>>13309899In the first place you need to know basic arithmetic to be able to manage your own affairs as an adult
For the average person, middle- and high-school level math has has essentially just two purposes: in the first place, math teaches you a kind of deductive argumentation/way of thinking which is good to be familiar with; if two statements can be shown through argumentation to be equivalent, and one is known to be true, then the other is also known to be true. Secondly, it exposes you to something which has largely been stripped the curriculum which is the idea that there are questions to which there is a single correct answer and all others are completely wrong. Even the sciences are often taught more dialectical/explorational way--of course, this no surprise; science is based on competing hypotheses. A consequence of the way most courses are taught now is that it's rare you're told that you did something wrong in school outside of math, and this is apparently so unbearable for modern children that the term "Math Trauma" has started getting thrown around. Thus math instills a kind of procedural rigor and respect for correctness.

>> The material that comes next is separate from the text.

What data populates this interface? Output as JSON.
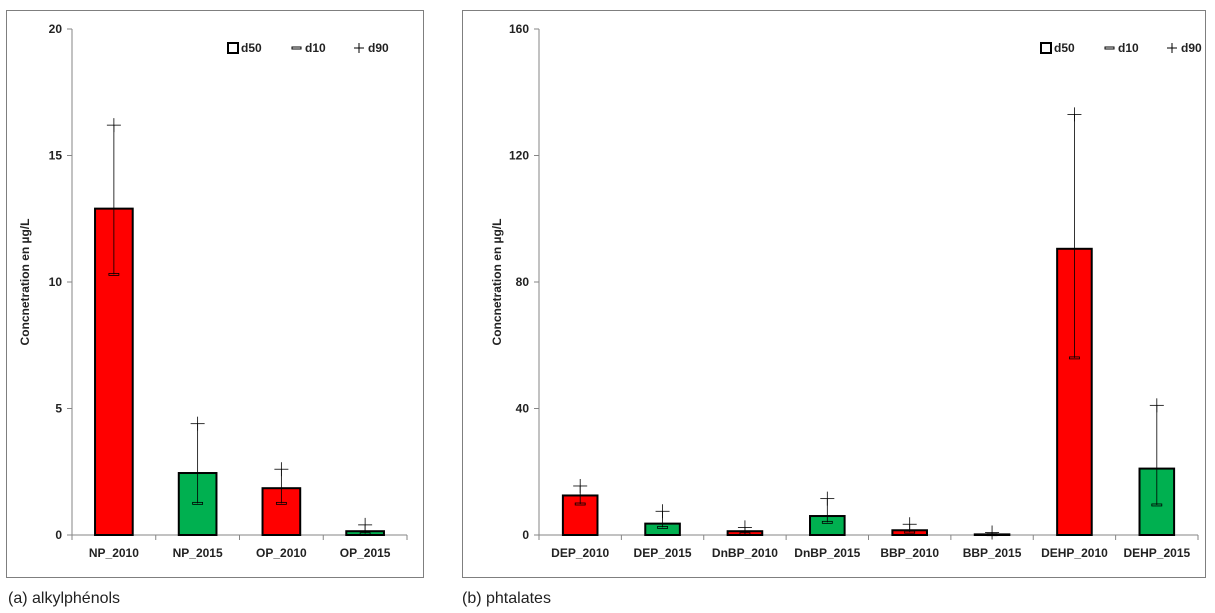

For people who are not put off by the harshness of arithmetic and who like the procedural rigor, higher math offers a lot. Math is, as a field, very elegant, but it's extremely rare to see this aspect emphasized (especially by incompetent lower-level math teachers). If you spend time with the subject and see it through to calculus or beyond, the way the pieces click together is very beautiful, and math earns its historical importance. Finally, after a certain point, math becomes almost purely conceptual, and the wrong/right distinction evaporates from the praxis. A mathematician's experience of doing math (to use a cliche) is really quite close to that of an artist. Higher math is largely exploration of ideas and subsequent application.